Marya Zilberberg, MD, MPH, is a physician health services researcher with a specific interest in healthcare-associated complications and a broad interest in the state of our healthcare system. She is the Founder and President of EviMed Research Group, LLC, a consultancy specializing in epidemiology, health services and outcomes research. She is also a professor of Epidemiology at the University of Massachusetts, Amherst. Dr. Zilberberg is a member of multiple journal editorial boards and is frequently invited to speak about evidence-based medicine, research methods and healthcare-associated complications. She blogs at Healthcare, etc.

5 replies »

  1. Also, a football players average career length generally isn’t that long–2.66 years according to SportsIllustrated. Def need coverage.
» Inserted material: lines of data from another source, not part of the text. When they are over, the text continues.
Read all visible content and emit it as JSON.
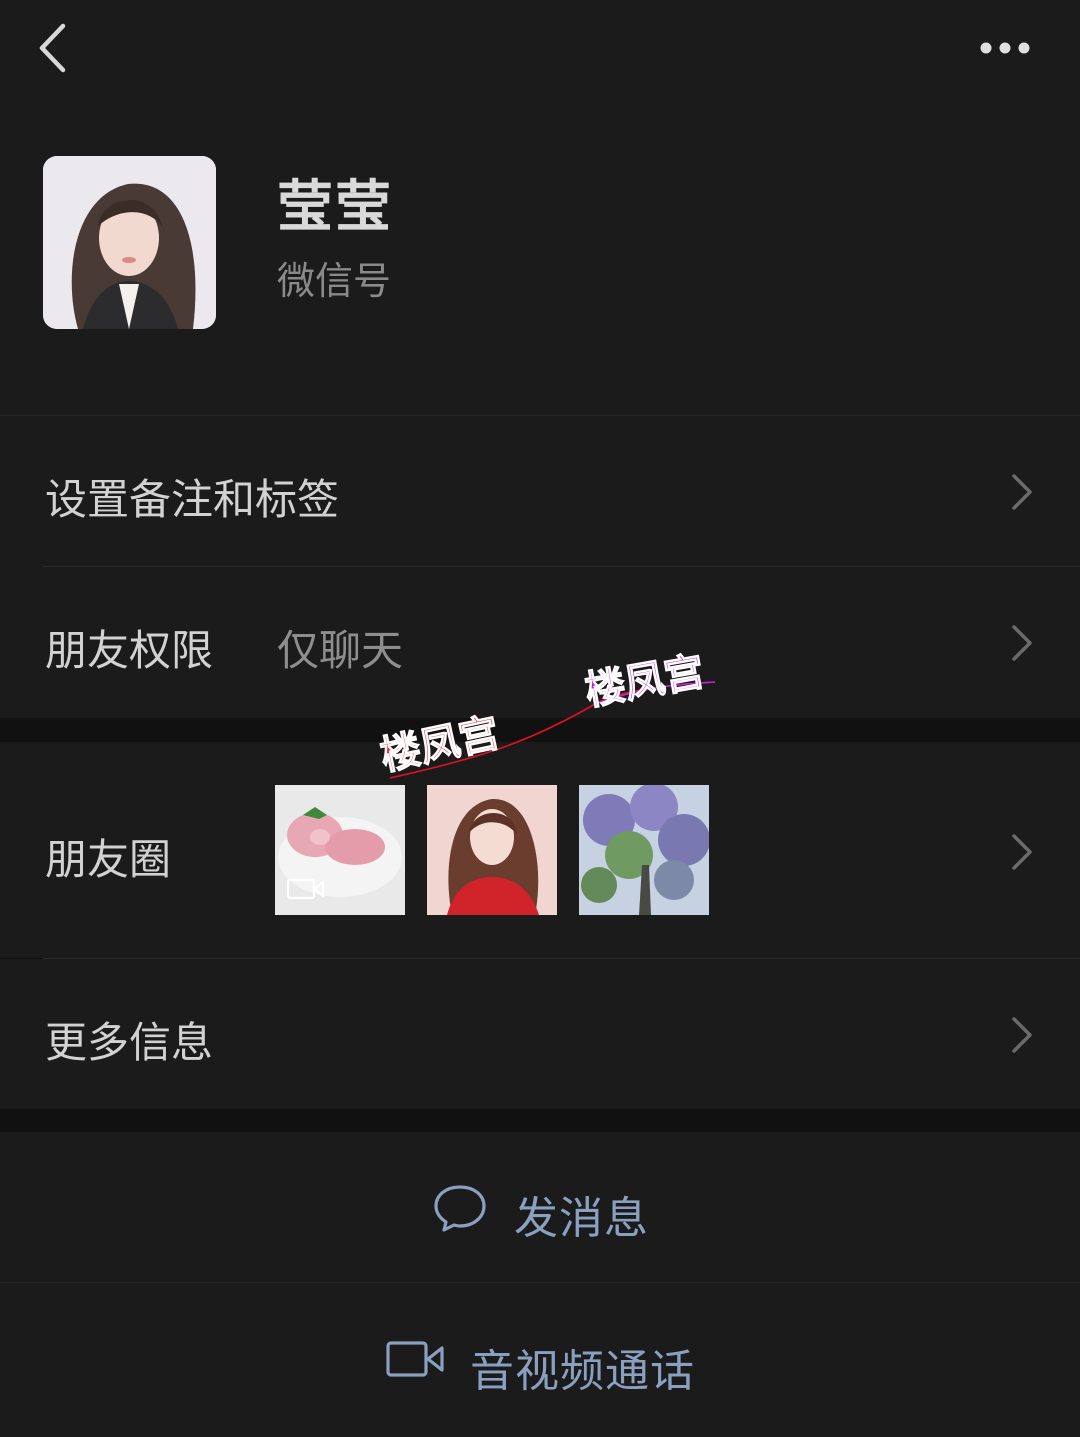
{
  "header": {
    "back_icon": "chevron-left-icon",
    "more_icon": "more-dots-icon"
  },
  "profile": {
    "name": "莹莹",
    "wechat_id_label": "微信号"
  },
  "cells": {
    "remark": {
      "label": "设置备注和标签"
    },
    "permission": {
      "label": "朋友权限",
      "value": "仅聊天"
    },
    "moments": {
      "label": "朋友圈"
    },
    "more_info": {
      "label": "更多信息"
    }
  },
  "watermark": {
    "text_left": "楼凤宫",
    "text_right": "楼凤宫"
  },
  "actions": {
    "message": "发消息",
    "call": "音视频通话"
  },
  "colors": {
    "background": "#111111",
    "cell": "#1b1b1b",
    "action_text": "#8aa0c0"
  }
}
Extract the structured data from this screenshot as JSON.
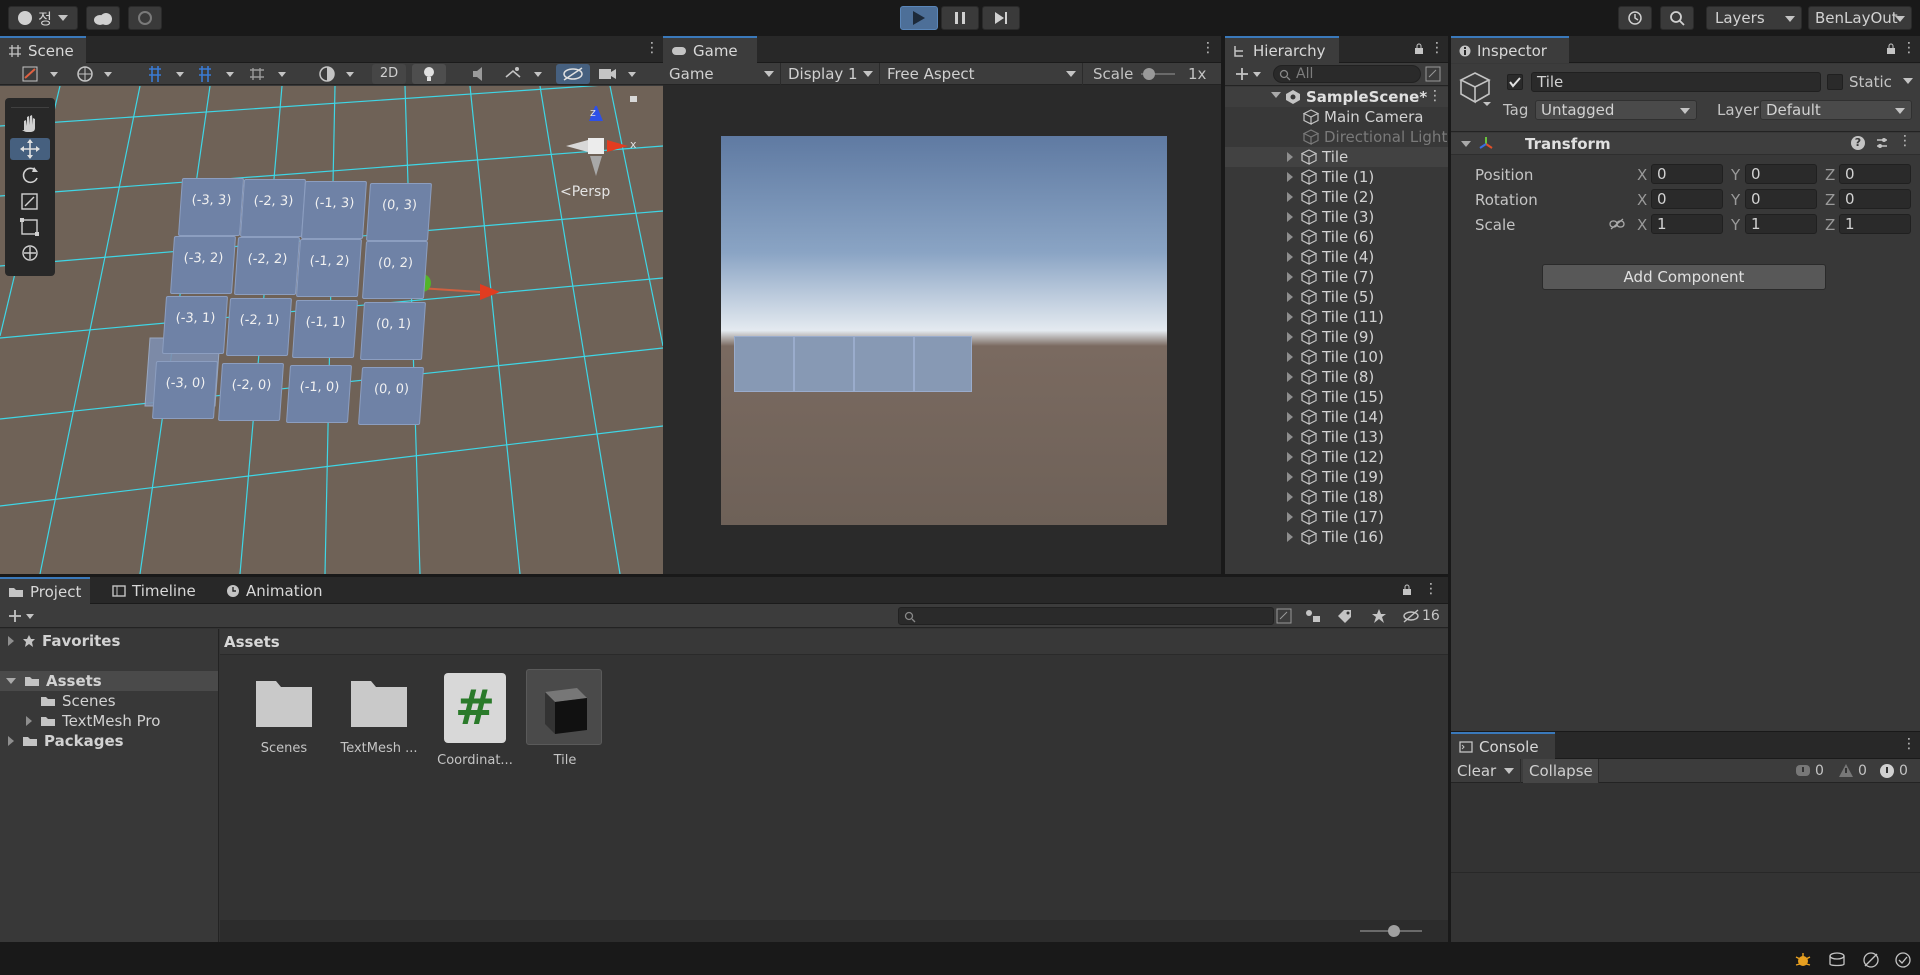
{
  "toolbar": {
    "account_initial": "정",
    "layers_label": "Layers",
    "layout_label": "BenLayOut"
  },
  "scene": {
    "tab": "Scene",
    "btn_2d": "2D",
    "persp": "<Persp",
    "axis_x": "x",
    "axis_z": "z",
    "tiles": [
      "(-3, 3)",
      "(-2, 3)",
      "(-1, 3)",
      "(0, 3)",
      "(-3, 2)",
      "(-2, 2)",
      "(-1, 2)",
      "(0, 2)",
      "(-3, 1)",
      "(-2, 1)",
      "(-1, 1)",
      "(0, 1)",
      "(-3, 0)",
      "(-2, 0)",
      "(-1, 0)",
      "(0, 0)"
    ]
  },
  "game": {
    "tab": "Game",
    "mode": "Game",
    "display": "Display 1",
    "aspect": "Free Aspect",
    "scale_label": "Scale",
    "scale_value": "1x"
  },
  "hierarchy": {
    "tab": "Hierarchy",
    "search_placeholder": "All",
    "scene_name": "SampleScene*",
    "items": [
      "Main Camera",
      "Directional Light",
      "Tile",
      "Tile (1)",
      "Tile (2)",
      "Tile (3)",
      "Tile (6)",
      "Tile (4)",
      "Tile (7)",
      "Tile (5)",
      "Tile (11)",
      "Tile (9)",
      "Tile (10)",
      "Tile (8)",
      "Tile (15)",
      "Tile (14)",
      "Tile (13)",
      "Tile (12)",
      "Tile (19)",
      "Tile (18)",
      "Tile (17)",
      "Tile (16)"
    ]
  },
  "inspector": {
    "tab": "Inspector",
    "object_name": "Tile",
    "static_label": "Static",
    "tag_label": "Tag",
    "tag_value": "Untagged",
    "layer_label": "Layer",
    "layer_value": "Default",
    "component": "Transform",
    "position_label": "Position",
    "rotation_label": "Rotation",
    "scale_label": "Scale",
    "position": [
      "0",
      "0",
      "0"
    ],
    "rotation": [
      "0",
      "0",
      "0"
    ],
    "scale": [
      "1",
      "1",
      "1"
    ],
    "axis_x": "X",
    "axis_y": "Y",
    "axis_z": "Z",
    "add_component": "Add Component"
  },
  "project": {
    "tabs": [
      "Project",
      "Timeline",
      "Animation"
    ],
    "favorites": "Favorites",
    "assets": "Assets",
    "scenes": "Scenes",
    "textmesh": "TextMesh Pro",
    "packages": "Packages",
    "breadcrumb": "Assets",
    "hidden_count": "16",
    "grid": [
      "Scenes",
      "TextMesh ...",
      "Coordinat...",
      "Tile"
    ],
    "script_glyph": "#"
  },
  "console": {
    "tab": "Console",
    "clear": "Clear",
    "collapse": "Collapse",
    "info_count": "0",
    "warn_count": "0",
    "error_count": "0"
  }
}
  2. Such a good reality check – thanks. Two days ago I had occasion to use ER services for a family member. What struck me was not the slow service, but rather that not a single caregiver, clerk, etc was “right-sized” or healthy looking. The doc wasn’t overweight, but looked like a smoker and possibly a drinker. The rest of the staff members ranged from overweight to grossly obese. These are people who should be setting examples. Or at the very least, should be scared enough by what they see in the ER to reassess their own lifestyle choices. The security guard, whose abdomen completely covered his thighs down to his knees and whose job consisted of sitting on a stool and pressing a button to override the security alarm (yes you read that right) without checking to see what triggered it, looked ready to succumb to an imminent cardiac event (or drop dead of exhaustion from carrying all that weight around). I could go on and on but you get the point. Health care costs won’t be reined in until people take responsibility for their own health choices. And sadly, I don’t see that happening.
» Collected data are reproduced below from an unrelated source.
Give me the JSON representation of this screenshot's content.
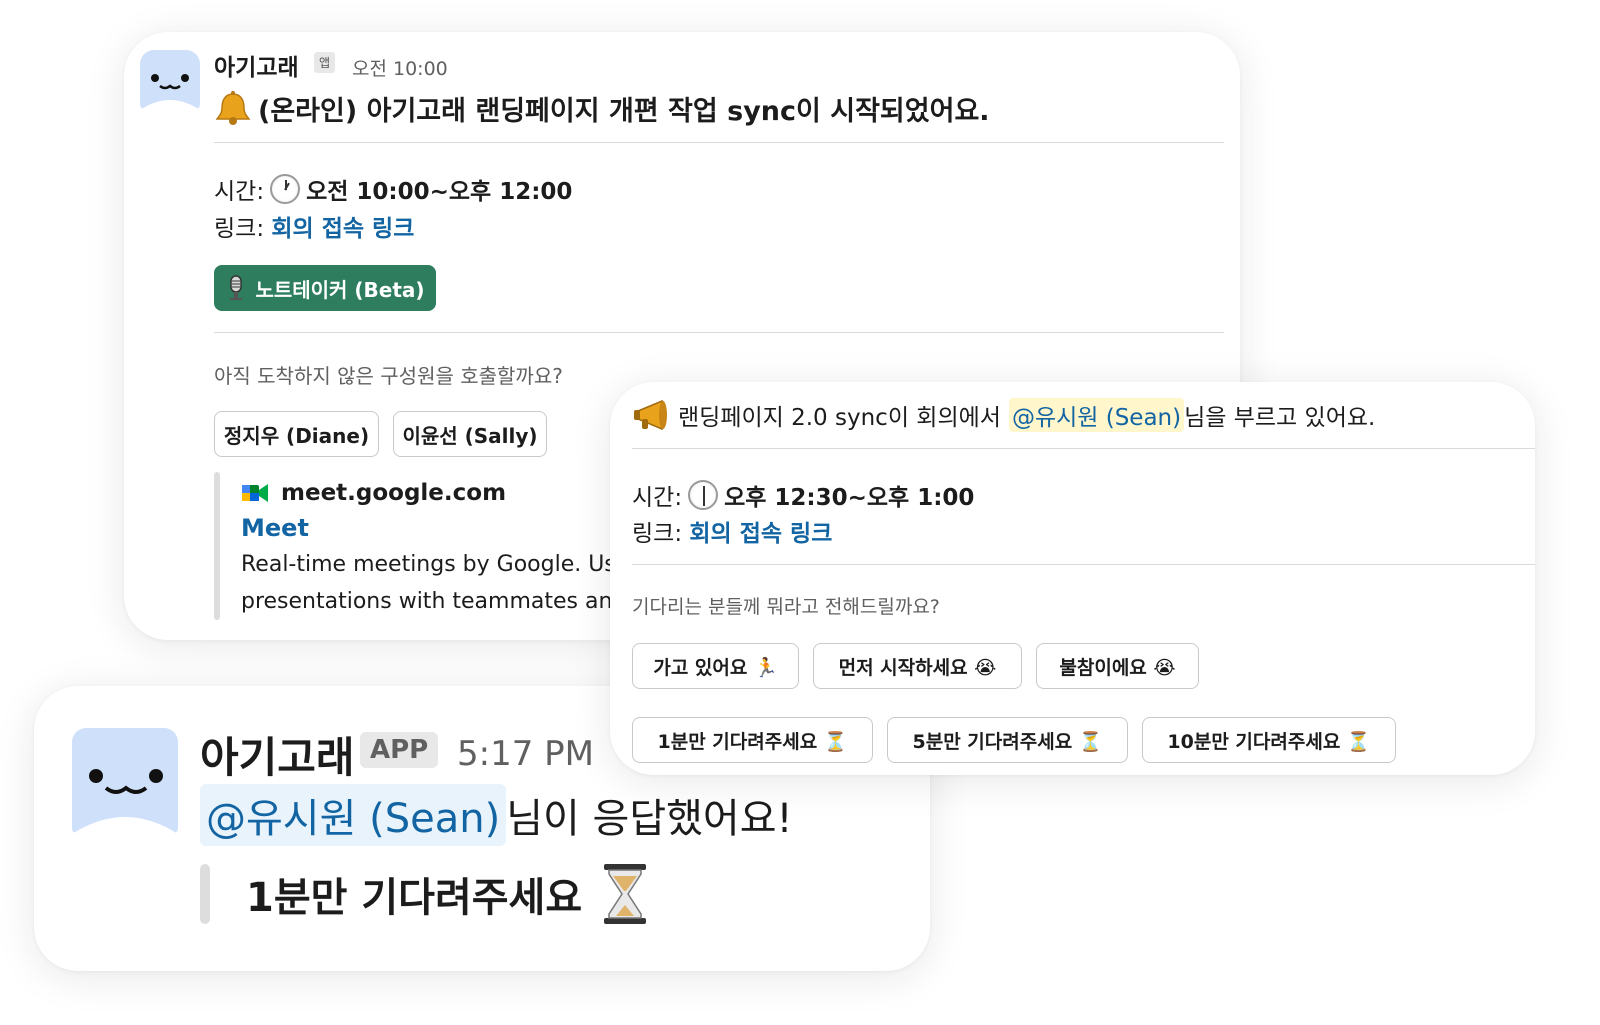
{
  "card1": {
    "bot_name": "아기고래",
    "badge": "앱",
    "time": "오전 10:00",
    "headline": "(온라인) 아기고래 랜딩페이지 개편 작업 sync이 시작되었어요.",
    "time_label": "시간:",
    "time_value": "오전 10:00~오후 12:00",
    "link_label": "링크:",
    "link_text": "회의 접속 링크",
    "notetaker_button": "노트테이커 (Beta)",
    "call_prompt": "아직 도착하지 않은 구성원을 호출할까요?",
    "member_buttons": [
      "정지우 (Diane)",
      "이윤선 (Sally)"
    ],
    "preview": {
      "domain": "meet.google.com",
      "title": "Meet",
      "desc_line1": "Real-time meetings by Google. Us",
      "desc_line2": "presentations with teammates an"
    }
  },
  "card2": {
    "prefix": "랜딩페이지 2.0 sync이 회의에서",
    "mention": "@유시원 (Sean)",
    "suffix": "님을 부르고 있어요.",
    "time_label": "시간:",
    "time_value": "오후 12:30~오후 1:00",
    "link_label": "링크:",
    "link_text": "회의 접속 링크",
    "prompt": "기다리는 분들께 뭐라고 전해드릴까요?",
    "row1": [
      "가고 있어요 🏃",
      "먼저 시작하세요 😭",
      "불참이에요 😭"
    ],
    "row2": [
      "1분만 기다려주세요 ⏳",
      "5분만 기다려주세요 ⏳",
      "10분만 기다려주세요 ⏳"
    ]
  },
  "card3": {
    "bot_name": "아기고래",
    "badge": "APP",
    "time": "5:17 PM",
    "mention": "@유시원 (Sean)",
    "suffix": "님이 응답했어요!",
    "quote": "1분만 기다려주세요"
  },
  "icons": {
    "bell": "bell-icon",
    "clock": "clock-icon",
    "microphone": "microphone-icon",
    "meet": "google-meet-icon",
    "megaphone": "megaphone-icon",
    "hourglass": "hourglass-icon"
  },
  "colors": {
    "link": "#1264a3",
    "notetaker_bg": "#2e7d5f",
    "mention_bg": "#fff6cc",
    "avatar_bg": "#cfe0fb"
  }
}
  3. This post deserves better comments than the ones above, which seem spammy to me (apologies to their authors if they are not).
    I, too, saw that Washington Post story and thought, “hmmm, this calls for some thinking.” I’ve got new survey data which includes people living with lung conditions (N=360), of whom 66% go online (so the net for internet users in the group is N=213, just enough for good comparisons with the general pop). Internet users with lung conditions are more likely than other internet users to use the internet to get info about certain treatments, drug safety or recalls, environmental health hazards, memory loss, and how to manage chronic pain.
    I just released a cut at the data (see: http://pewrsr.ch/e7vccs) with more to come this spring.

  4. Great post, a lot of people are ignoring the benefits of health insurance and that is not good. I was just reading an article about how professional athletes have to pay a lot of money for their policies, but it’s so important for them to have that coverage since any sort of injury could cost up to millions of dollars to fix.
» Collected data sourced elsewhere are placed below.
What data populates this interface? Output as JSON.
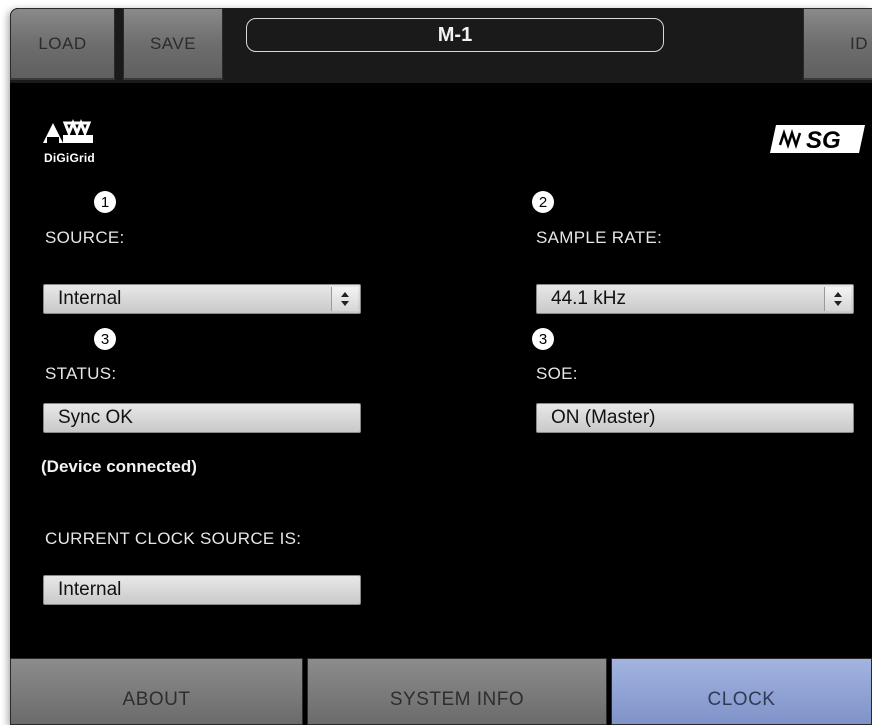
{
  "toolbar": {
    "load_label": "LOAD",
    "save_label": "SAVE",
    "device_name": "M-1",
    "id_label": "ID"
  },
  "logos": {
    "left_brand": "DiGiGrid",
    "right_brand": "SG"
  },
  "source": {
    "badge": "1",
    "label": "SOURCE:",
    "value": "Internal"
  },
  "sample_rate": {
    "badge": "2",
    "label": "SAMPLE RATE:",
    "value": "44.1 kHz"
  },
  "status": {
    "badge": "3",
    "label": "STATUS:",
    "value": "Sync OK",
    "note": "(Device connected)"
  },
  "soe": {
    "badge": "3",
    "label": "SOE:",
    "value": "ON (Master)"
  },
  "current_clock": {
    "label": "CURRENT CLOCK SOURCE IS:",
    "value": "Internal"
  },
  "tabs": [
    {
      "label": "ABOUT",
      "active": false
    },
    {
      "label": "SYSTEM INFO",
      "active": false
    },
    {
      "label": "CLOCK",
      "active": true
    }
  ],
  "colors": {
    "background": "#000000",
    "active_tab": "#8fa2d6",
    "inactive_tab": "#7a7a7a",
    "field": "#d6d6d6"
  }
}
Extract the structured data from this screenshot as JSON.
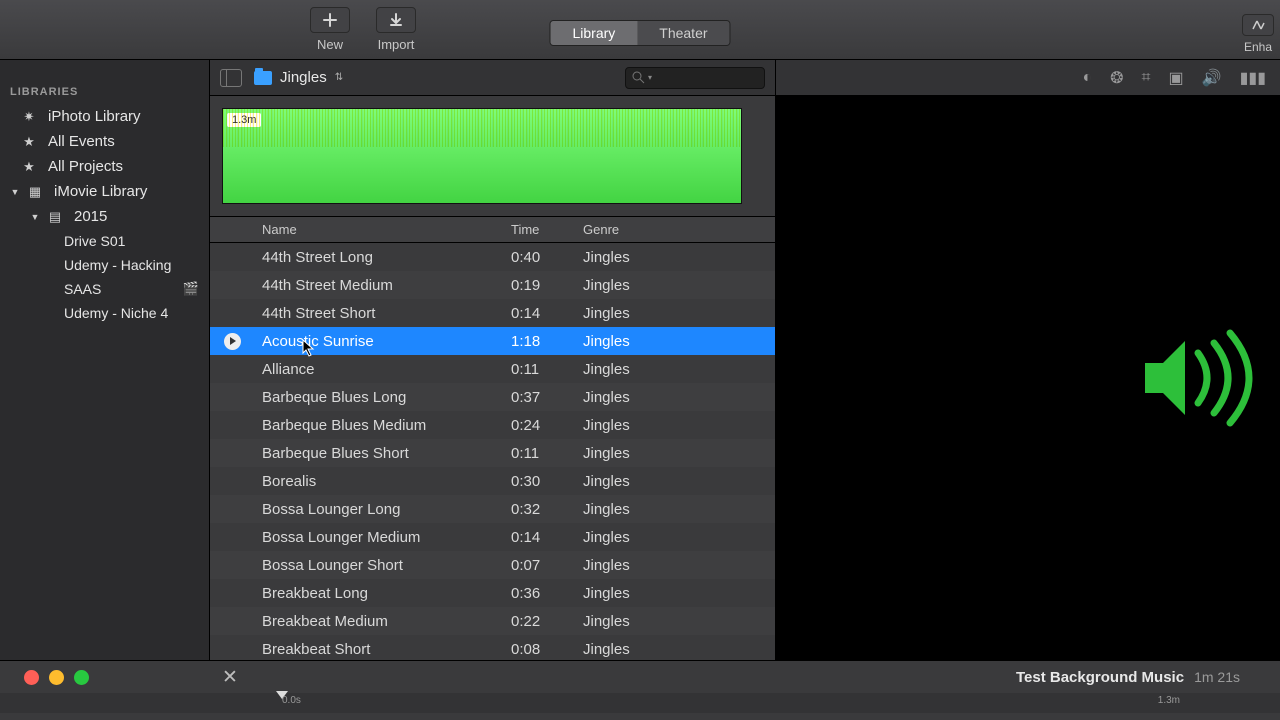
{
  "toolbar": {
    "new_label": "New",
    "import_label": "Import",
    "seg_library": "Library",
    "seg_theater": "Theater",
    "enhance_label": "Enha"
  },
  "sidebar": {
    "heading": "LIBRARIES",
    "items": [
      {
        "label": "iPhoto Library",
        "icon": "photos"
      },
      {
        "label": "All Events",
        "icon": "star"
      },
      {
        "label": "All Projects",
        "icon": "star"
      },
      {
        "label": "iMovie Library",
        "icon": "grid",
        "expanded": true
      },
      {
        "label": "2015",
        "icon": "event",
        "expanded": true
      },
      {
        "label": "Drive S01"
      },
      {
        "label": "Udemy - Hacking"
      },
      {
        "label": "SAAS",
        "trailing": "clapper"
      },
      {
        "label": "Udemy - Niche 4"
      }
    ]
  },
  "pathbar": {
    "folder_label": "Jingles"
  },
  "waveform": {
    "duration_label": "1.3m"
  },
  "columns": {
    "name": "Name",
    "time": "Time",
    "genre": "Genre"
  },
  "tracks": [
    {
      "name": "44th Street Long",
      "time": "0:40",
      "genre": "Jingles"
    },
    {
      "name": "44th Street Medium",
      "time": "0:19",
      "genre": "Jingles"
    },
    {
      "name": "44th Street Short",
      "time": "0:14",
      "genre": "Jingles"
    },
    {
      "name": "Acoustic Sunrise",
      "time": "1:18",
      "genre": "Jingles",
      "selected": true
    },
    {
      "name": "Alliance",
      "time": "0:11",
      "genre": "Jingles"
    },
    {
      "name": "Barbeque Blues Long",
      "time": "0:37",
      "genre": "Jingles"
    },
    {
      "name": "Barbeque Blues Medium",
      "time": "0:24",
      "genre": "Jingles"
    },
    {
      "name": "Barbeque Blues Short",
      "time": "0:11",
      "genre": "Jingles"
    },
    {
      "name": "Borealis",
      "time": "0:30",
      "genre": "Jingles"
    },
    {
      "name": "Bossa Lounger Long",
      "time": "0:32",
      "genre": "Jingles"
    },
    {
      "name": "Bossa Lounger Medium",
      "time": "0:14",
      "genre": "Jingles"
    },
    {
      "name": "Bossa Lounger Short",
      "time": "0:07",
      "genre": "Jingles"
    },
    {
      "name": "Breakbeat Long",
      "time": "0:36",
      "genre": "Jingles"
    },
    {
      "name": "Breakbeat Medium",
      "time": "0:22",
      "genre": "Jingles"
    },
    {
      "name": "Breakbeat Short",
      "time": "0:08",
      "genre": "Jingles"
    }
  ],
  "project": {
    "title": "Test Background Music",
    "duration": "1m 21s",
    "ruler_start": "0.0s",
    "ruler_end": "1.3m"
  },
  "colors": {
    "selection": "#1e87ff",
    "waveform": "#43d443",
    "speaker": "#2dbf3a"
  }
}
  5. What is thought of the analysis of Gary Taubes in “Good Calories, Bad Calories”? Most of my work has been in acute care nutrition, but his constructs (what happens in fat/lean compartments; transfer of substrates between compartments) are the most useful in acute care nutrition as opposed to “total calories” and weight. I found controlling blood sugars helpful in improving outcomes but also found reducing CHO load as important or more important than aggressive insulin therapy. So his analysis of the negative effects of insulin really struck a chord with me.